Today I came into contact with the story of Jesus on display in another. I visited a man who has very advanced MS. He's bedridden and totally dependent on others for the smallest things. Seeing him there in his hospital bed (his permanent home) I was unable to avoid the weight of his suffering. A brilliant musician, lawyer, and economist, he is now confined to a range of motion that allows him to turn a radio switch on and off. He can't use his gifts the way he once could; he can't engage socially the way he would still like; he can't even speak all the words he knows. His mind is still active, but his body has decayed. I felt speechless in the presence of such a tragedy. 

As I visited with this man, his mother told me how he just published his second book of poetry. She played for me a recording of two hymns he has written in the last few years. In other words, she showed me how he has been using his time in a bed all day. As I listened to the sweeping strokes of the piano playing his songs of praise to God, I wept. Here I was in the presence of a man suffering tragic and chronic injustice, listening to his response to it. His soul, hard-pressed on every side, has made music. His response to suffering has been to bless God, not curse Him. Out of his brokenness, beauty has been revealed; a beauty that is overwhelming in its power because of the place of sorrow from which it sprung. 

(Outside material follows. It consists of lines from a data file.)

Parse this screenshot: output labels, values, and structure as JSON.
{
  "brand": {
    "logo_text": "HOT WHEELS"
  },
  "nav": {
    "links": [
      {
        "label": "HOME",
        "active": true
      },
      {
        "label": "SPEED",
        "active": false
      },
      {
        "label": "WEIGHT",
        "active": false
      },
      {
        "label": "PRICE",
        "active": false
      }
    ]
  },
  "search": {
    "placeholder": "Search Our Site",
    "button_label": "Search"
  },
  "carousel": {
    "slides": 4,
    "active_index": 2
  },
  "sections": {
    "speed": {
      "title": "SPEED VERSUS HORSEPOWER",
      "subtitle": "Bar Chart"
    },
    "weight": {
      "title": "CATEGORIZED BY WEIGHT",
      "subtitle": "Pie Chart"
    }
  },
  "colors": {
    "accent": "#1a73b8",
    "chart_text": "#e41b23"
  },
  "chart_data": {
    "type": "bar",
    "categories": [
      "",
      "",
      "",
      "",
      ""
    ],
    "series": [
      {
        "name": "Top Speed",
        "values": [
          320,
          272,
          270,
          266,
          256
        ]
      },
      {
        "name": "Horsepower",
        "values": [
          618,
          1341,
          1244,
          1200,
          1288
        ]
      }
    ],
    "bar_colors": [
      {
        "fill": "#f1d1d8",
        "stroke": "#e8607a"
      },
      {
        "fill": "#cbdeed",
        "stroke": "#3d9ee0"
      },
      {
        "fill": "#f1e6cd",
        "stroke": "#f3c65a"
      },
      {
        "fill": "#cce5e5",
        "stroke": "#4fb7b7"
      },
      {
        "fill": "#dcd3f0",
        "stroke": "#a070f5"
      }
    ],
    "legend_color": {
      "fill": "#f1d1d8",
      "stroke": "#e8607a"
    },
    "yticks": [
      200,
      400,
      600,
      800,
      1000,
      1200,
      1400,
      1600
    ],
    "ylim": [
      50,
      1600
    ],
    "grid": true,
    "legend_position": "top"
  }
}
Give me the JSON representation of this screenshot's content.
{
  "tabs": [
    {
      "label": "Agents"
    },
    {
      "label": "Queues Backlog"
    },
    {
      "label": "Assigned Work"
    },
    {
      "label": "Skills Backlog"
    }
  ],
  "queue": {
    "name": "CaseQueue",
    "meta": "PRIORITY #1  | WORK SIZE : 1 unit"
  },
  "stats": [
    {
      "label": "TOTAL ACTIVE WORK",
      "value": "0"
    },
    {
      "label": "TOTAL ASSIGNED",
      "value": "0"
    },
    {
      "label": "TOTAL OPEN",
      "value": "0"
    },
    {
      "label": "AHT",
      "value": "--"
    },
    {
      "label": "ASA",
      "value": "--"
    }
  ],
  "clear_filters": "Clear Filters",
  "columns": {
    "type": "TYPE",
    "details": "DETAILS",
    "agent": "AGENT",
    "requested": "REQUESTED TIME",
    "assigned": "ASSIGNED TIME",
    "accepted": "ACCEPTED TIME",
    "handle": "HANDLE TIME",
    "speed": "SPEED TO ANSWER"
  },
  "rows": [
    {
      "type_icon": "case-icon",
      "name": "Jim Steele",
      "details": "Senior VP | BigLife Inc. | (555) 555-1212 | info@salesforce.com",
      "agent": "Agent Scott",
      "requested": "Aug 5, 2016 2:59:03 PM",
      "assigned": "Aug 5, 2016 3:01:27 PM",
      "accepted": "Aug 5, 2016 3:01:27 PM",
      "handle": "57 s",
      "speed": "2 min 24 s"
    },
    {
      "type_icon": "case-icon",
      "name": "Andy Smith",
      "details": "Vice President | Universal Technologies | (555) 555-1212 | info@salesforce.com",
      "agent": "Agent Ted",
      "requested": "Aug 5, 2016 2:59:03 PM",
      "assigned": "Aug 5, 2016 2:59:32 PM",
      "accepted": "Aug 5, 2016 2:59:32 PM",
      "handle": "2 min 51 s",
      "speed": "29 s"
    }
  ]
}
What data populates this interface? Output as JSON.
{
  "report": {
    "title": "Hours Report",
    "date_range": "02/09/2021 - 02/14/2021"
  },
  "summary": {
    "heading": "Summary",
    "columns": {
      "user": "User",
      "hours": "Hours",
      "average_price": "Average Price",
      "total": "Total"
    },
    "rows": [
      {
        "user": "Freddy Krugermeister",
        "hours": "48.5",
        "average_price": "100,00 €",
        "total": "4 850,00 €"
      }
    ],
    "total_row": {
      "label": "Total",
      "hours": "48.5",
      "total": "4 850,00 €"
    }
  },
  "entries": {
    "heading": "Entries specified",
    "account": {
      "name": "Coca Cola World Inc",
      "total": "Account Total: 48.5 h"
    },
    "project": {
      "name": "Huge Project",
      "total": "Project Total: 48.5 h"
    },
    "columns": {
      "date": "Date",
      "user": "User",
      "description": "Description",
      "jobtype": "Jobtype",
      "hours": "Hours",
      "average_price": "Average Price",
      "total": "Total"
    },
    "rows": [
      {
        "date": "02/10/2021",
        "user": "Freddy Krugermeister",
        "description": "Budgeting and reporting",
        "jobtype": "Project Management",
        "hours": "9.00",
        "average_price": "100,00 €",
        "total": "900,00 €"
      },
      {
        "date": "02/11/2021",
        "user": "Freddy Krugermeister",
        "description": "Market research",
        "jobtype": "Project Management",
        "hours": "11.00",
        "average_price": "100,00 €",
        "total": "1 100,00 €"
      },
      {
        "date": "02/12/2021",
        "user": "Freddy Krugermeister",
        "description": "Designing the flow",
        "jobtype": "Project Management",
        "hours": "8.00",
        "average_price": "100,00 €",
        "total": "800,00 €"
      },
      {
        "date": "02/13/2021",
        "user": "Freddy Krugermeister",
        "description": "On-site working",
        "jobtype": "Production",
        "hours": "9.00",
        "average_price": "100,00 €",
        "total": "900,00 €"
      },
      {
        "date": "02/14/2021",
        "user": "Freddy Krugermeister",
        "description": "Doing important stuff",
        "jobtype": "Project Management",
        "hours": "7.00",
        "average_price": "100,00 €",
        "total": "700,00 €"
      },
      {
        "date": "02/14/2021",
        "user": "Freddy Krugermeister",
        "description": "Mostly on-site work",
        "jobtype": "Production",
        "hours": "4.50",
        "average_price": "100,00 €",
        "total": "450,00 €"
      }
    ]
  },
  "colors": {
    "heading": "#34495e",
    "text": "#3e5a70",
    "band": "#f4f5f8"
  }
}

This is the life of Christ made present, in the flesh, in of one of His own. Jesus, who suffered the ultimate injustice-- betrayal, rejection, and even physical torture inflicted by those He came to serve-- responded by blessing both God and others. He took the curse upon Himself and bore our sins in his very body, only to rise victorious three days later. This man, who belongs to Christ, is living a life victorious over the curse that still afflicts him. There is a power, a purpose, a hope, at work within him that gives him a reason to bless God and others even in the face of extreme suffering. There is a reality-- a victory, a life-- that is his, and it outweighs any current disease, decay, or death. That reality is Jesus Christ. 

"But we have this treasure in jars of clay, to show that the surpassing power belongs to God and not to us. We are afflicted in every way, but not crushed; perplexed, but not driven to despair; persecuted, but not forsaken; struck down, but not destroyed; always carrying in the body the death of Jesus, so that the life of Jesus may also be manifested in our bodies. For we who live are always being given over to death for Jesus’ sake, so that the life of Jesus also may be manifested in our mortal flesh...
 
...knowing that he who raised the Lord Jesus will raise us also with Jesus and bring us with you into his presence. For it is all for your sake, so that as grace extends to more and more people it may increase thanksgiving, to the glory of God. So we do not lose heart. Though our outer self is wasting away, our inner self is being renewed day by day. For this light momentary affliction is preparing for us an eternal weight of glory beyond all comparison, as we look not to the things that are seen but to the things that are unseen. For the things that are seen are transient, but the things that are unseen are eternal."